Enquanto Elon Musk não se auto-identifica como um “transhumanista”, a ideia de fusão do homem com a máquina é fundamental para esse movimento que surgiu ao longo do século XX. E à medida que nos movemos para um tumultuado século XXI, o transhumanismo está rapidamente mudando de seu nicho filosófico e cultural influenciado pela ficção científica, para um movimento mais mainstream e popular.

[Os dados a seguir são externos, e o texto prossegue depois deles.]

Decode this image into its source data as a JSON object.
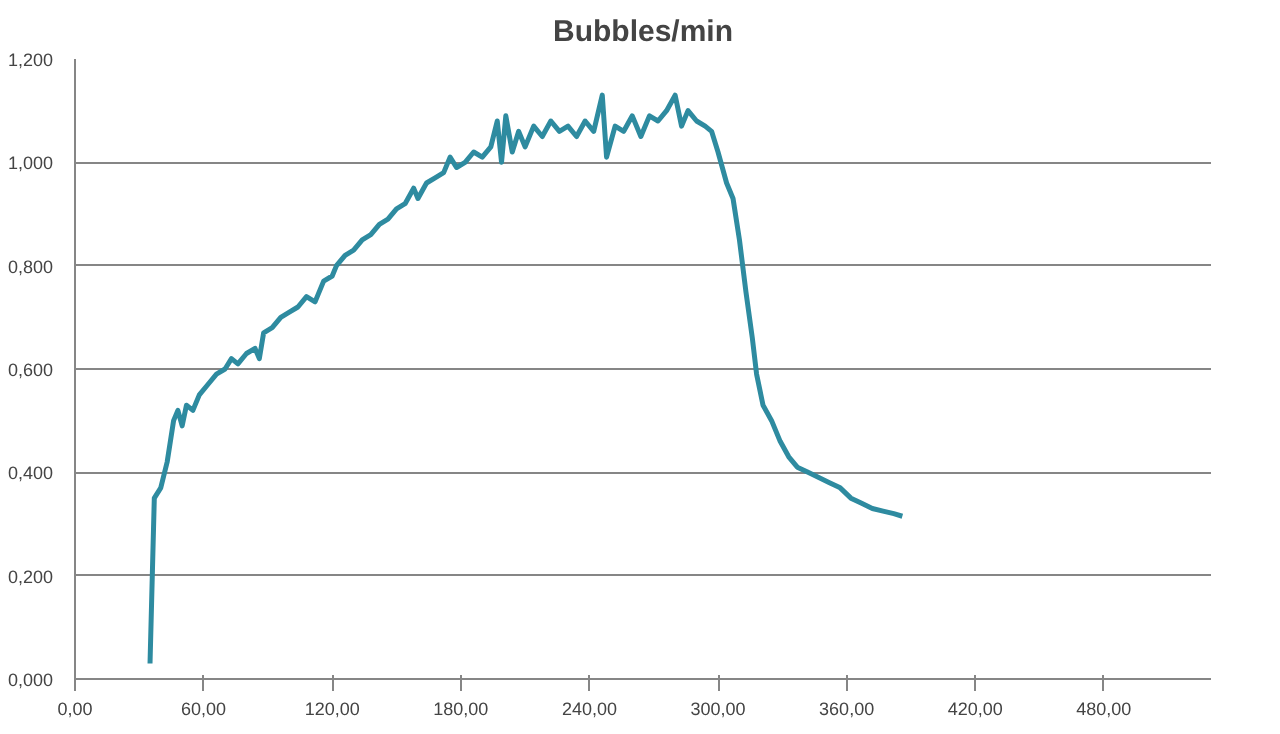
{
  "chart_data": {
    "type": "line",
    "title": "Bubbles/min",
    "x": [
      35,
      37,
      40,
      43,
      46,
      48,
      50,
      52,
      55,
      58,
      62,
      66,
      70,
      73,
      76,
      80,
      84,
      86,
      88,
      92,
      96,
      100,
      104,
      108,
      112,
      116,
      120,
      122,
      126,
      130,
      134,
      138,
      142,
      146,
      150,
      154,
      158,
      160,
      164,
      168,
      172,
      175,
      178,
      182,
      186,
      190,
      194,
      197,
      199,
      201,
      204,
      207,
      210,
      214,
      218,
      222,
      226,
      230,
      234,
      238,
      242,
      246,
      248,
      252,
      256,
      260,
      264,
      268,
      272,
      276,
      280,
      283,
      286,
      290,
      294,
      297,
      300,
      302,
      304,
      307,
      310,
      313,
      316,
      318,
      321,
      325,
      329,
      333,
      337,
      342,
      347,
      352,
      357,
      362,
      367,
      372,
      377,
      382,
      386
    ],
    "series": [
      {
        "color": "#2e8ba0",
        "values": [
          0.03,
          0.35,
          0.37,
          0.42,
          0.5,
          0.52,
          0.49,
          0.53,
          0.52,
          0.55,
          0.57,
          0.59,
          0.6,
          0.62,
          0.61,
          0.63,
          0.64,
          0.62,
          0.67,
          0.68,
          0.7,
          0.71,
          0.72,
          0.74,
          0.73,
          0.77,
          0.78,
          0.8,
          0.82,
          0.83,
          0.85,
          0.86,
          0.88,
          0.89,
          0.91,
          0.92,
          0.95,
          0.93,
          0.96,
          0.97,
          0.98,
          1.01,
          0.99,
          1.0,
          1.02,
          1.01,
          1.03,
          1.08,
          1.0,
          1.09,
          1.02,
          1.06,
          1.03,
          1.07,
          1.05,
          1.08,
          1.06,
          1.07,
          1.05,
          1.08,
          1.06,
          1.13,
          1.01,
          1.07,
          1.06,
          1.09,
          1.05,
          1.09,
          1.08,
          1.1,
          1.13,
          1.07,
          1.1,
          1.08,
          1.07,
          1.06,
          1.02,
          0.99,
          0.96,
          0.93,
          0.85,
          0.75,
          0.66,
          0.59,
          0.53,
          0.5,
          0.46,
          0.43,
          0.41,
          0.4,
          0.39,
          0.38,
          0.37,
          0.35,
          0.34,
          0.33,
          0.325,
          0.32,
          0.315
        ]
      }
    ],
    "xlim": [
      0,
      530
    ],
    "xticks": [
      {
        "value": 0,
        "label": "0,00"
      },
      {
        "value": 60,
        "label": "60,00"
      },
      {
        "value": 120,
        "label": "120,00"
      },
      {
        "value": 180,
        "label": "180,00"
      },
      {
        "value": 240,
        "label": "240,00"
      },
      {
        "value": 300,
        "label": "300,00"
      },
      {
        "value": 360,
        "label": "360,00"
      },
      {
        "value": 420,
        "label": "420,00"
      },
      {
        "value": 480,
        "label": "480,00"
      }
    ],
    "ylim": [
      0,
      1.2
    ],
    "yticks": [
      {
        "value": 0,
        "label": "0,000"
      },
      {
        "value": 0.2,
        "label": "0,200"
      },
      {
        "value": 0.4,
        "label": "0,400"
      },
      {
        "value": 0.6,
        "label": "0,600"
      },
      {
        "value": 0.8,
        "label": "0,800"
      },
      {
        "value": 1.0,
        "label": "1,000"
      },
      {
        "value": 1.2,
        "label": "1,200"
      }
    ],
    "grid": "y",
    "marker": "none",
    "line_style": "solid"
  }
}
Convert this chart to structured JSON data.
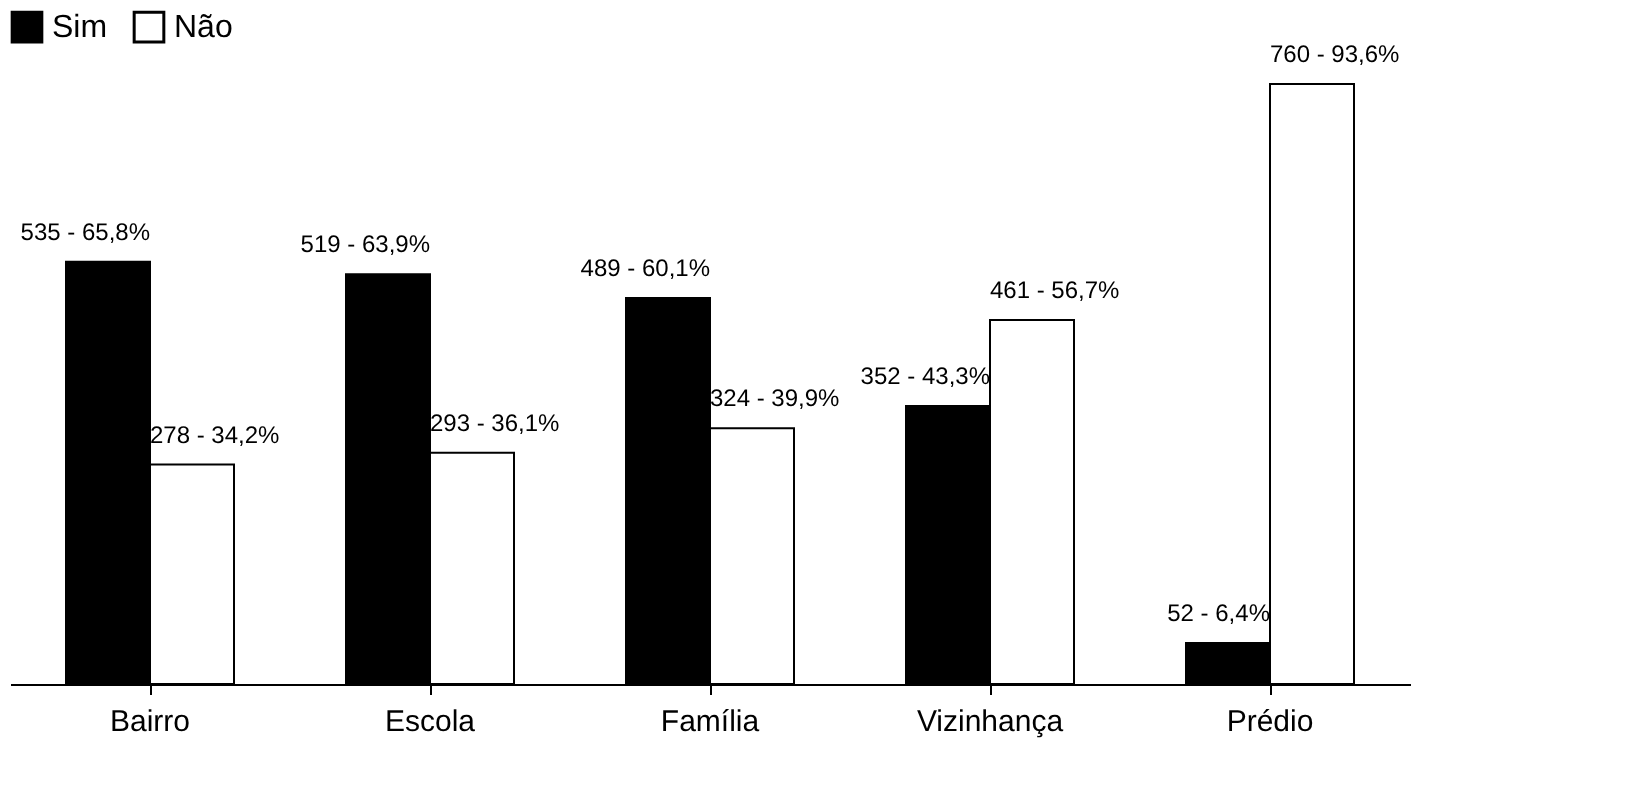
{
  "chart_data": {
    "type": "bar",
    "categories": [
      "Bairro",
      "Escola",
      "Família",
      "Vizinhança",
      "Prédio"
    ],
    "series": [
      {
        "name": "Sim",
        "color": "#000000",
        "values": [
          535,
          519,
          489,
          352,
          52
        ],
        "value_labels": [
          "535 - 65,8%",
          "519 - 63,9%",
          "489 - 60,1%",
          "352 - 43,3%",
          "52 - 6,4%"
        ]
      },
      {
        "name": "Não",
        "color": "#ffffff",
        "values": [
          278,
          293,
          324,
          461,
          760
        ],
        "value_labels": [
          "278 - 34,2%",
          "293 - 36,1%",
          "324 - 39,9%",
          "461 - 56,7%",
          "760 - 93,6%"
        ]
      }
    ],
    "legend": "top",
    "grid": false
  }
}
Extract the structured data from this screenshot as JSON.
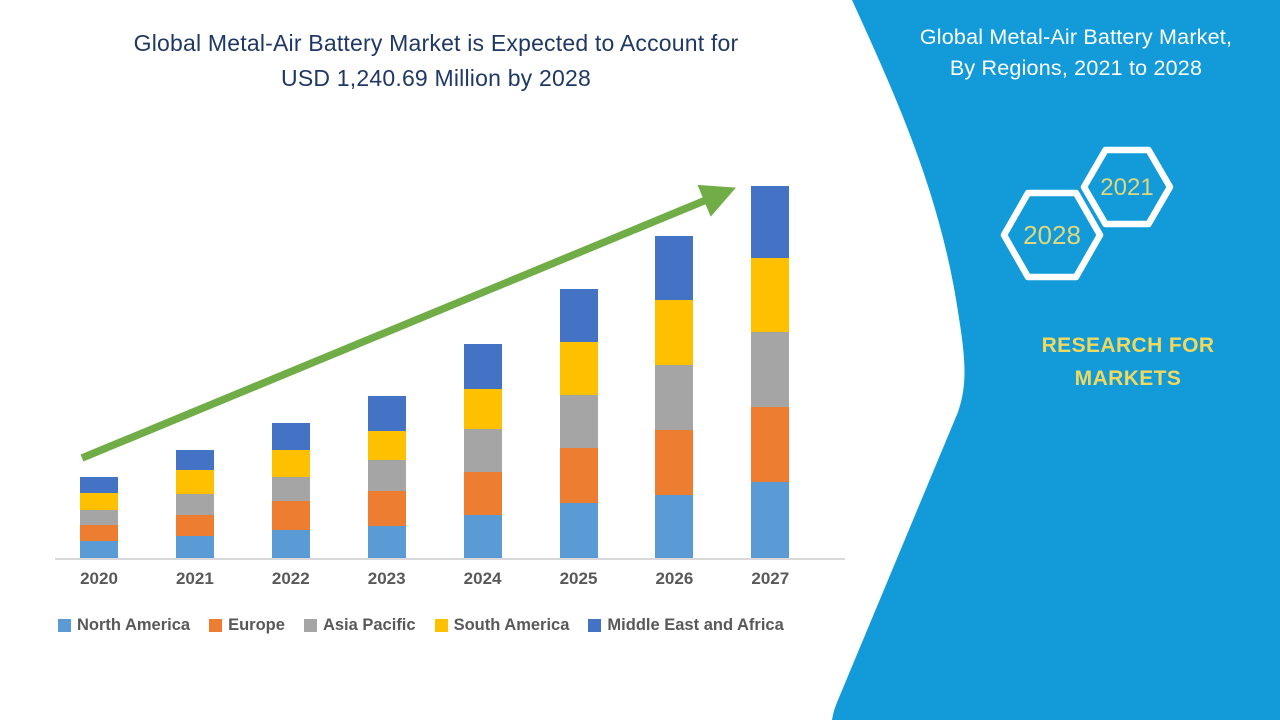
{
  "chart": {
    "title_line1": "Global Metal-Air Battery Market is Expected to Account for",
    "title_line2": "USD 1,240.69 Million by 2028"
  },
  "chart_data": {
    "type": "bar",
    "stacked": true,
    "title": "Global Metal-Air Battery Market is Expected to Account for USD 1,240.69 Million by 2028",
    "xlabel": "",
    "ylabel": "",
    "grid": false,
    "y_axis_shown": false,
    "units": "relative height, estimated from pixels (chart has no y-axis labels)",
    "legend_position": "bottom",
    "categories": [
      "2020",
      "2021",
      "2022",
      "2023",
      "2024",
      "2025",
      "2026",
      "2027"
    ],
    "series": [
      {
        "name": "North America",
        "color": "#5B9BD5",
        "values": [
          17,
          22,
          28,
          32,
          43,
          55,
          63,
          76
        ]
      },
      {
        "name": "Europe",
        "color": "#ED7D31",
        "values": [
          16,
          21,
          29,
          35,
          43,
          55,
          65,
          75
        ]
      },
      {
        "name": "Asia Pacific",
        "color": "#A5A5A5",
        "values": [
          15,
          21,
          24,
          31,
          43,
          53,
          65,
          75
        ]
      },
      {
        "name": "South America",
        "color": "#FFC000",
        "values": [
          17,
          24,
          27,
          29,
          40,
          53,
          65,
          74
        ]
      },
      {
        "name": "Middle East and Africa",
        "color": "#4472C4",
        "values": [
          16,
          20,
          27,
          35,
          45,
          53,
          64,
          72
        ]
      }
    ],
    "estimated_totals": [
      81,
      108,
      135,
      162,
      214,
      269,
      322,
      372
    ],
    "trend_arrow": true,
    "trend_arrow_color": "#70AD47"
  },
  "panel": {
    "title_line1": "Global Metal-Air Battery Market,",
    "title_line2": "By Regions, 2021 to 2028",
    "hexagons": [
      {
        "label": "2028"
      },
      {
        "label": "2021"
      }
    ],
    "brand_line1": "RESEARCH FOR",
    "brand_line2": "MARKETS",
    "background_color": "#129BD8",
    "hexagon_text_color": "#DFD77F",
    "brand_text_color": "#F1D95F"
  },
  "colors": {
    "title_navy": "#203864",
    "axis_line": "#D9D9D9",
    "axis_label_gray": "#595959",
    "arrow_green": "#70AD47"
  }
}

Zoltan Istvan, um proeminente futurista e transhumanista, está atualmente fazendo uma audaciosa campanha política para o cargo de Governador da Califórnia. “Precisamos de liderança que esteja disposta a usar ciência, tecnologia e inovação radicais – pelas quais a Califórnia é famosa – para beneficiar a todos nós”, declarou Istvan em um recente editorial publicado pela Newsweek. “Precisamos de alguém com a coragem de arriscar as tremendas possibilidades para salvar o meio ambiente através da bioengenharia, e para acabar com o câncer buscando uma vacina ou uma solução através da edição de genes”.
O que é transhumanismo?
Simplificando, o transhumanismo é um amplo movimento intelectual que defende a transformação da humanidade através da tecnologia. Pensadores neste campo opinam que nossas capacidades intelectuais, físicas e psicológicas podem e devem ser melhoradas por todas e quaisquer tecnologias emergentes disponíveis. Da modificação genética para nos tornar mais inteligentes e longevos, até melhorar nossas capacidades físicas através de bioengenharia e implantes mecânicos, transhumanistas veem o nosso futuro como aquele em que transcendemos nossos corpos físicos com a ajuda da tecnologia.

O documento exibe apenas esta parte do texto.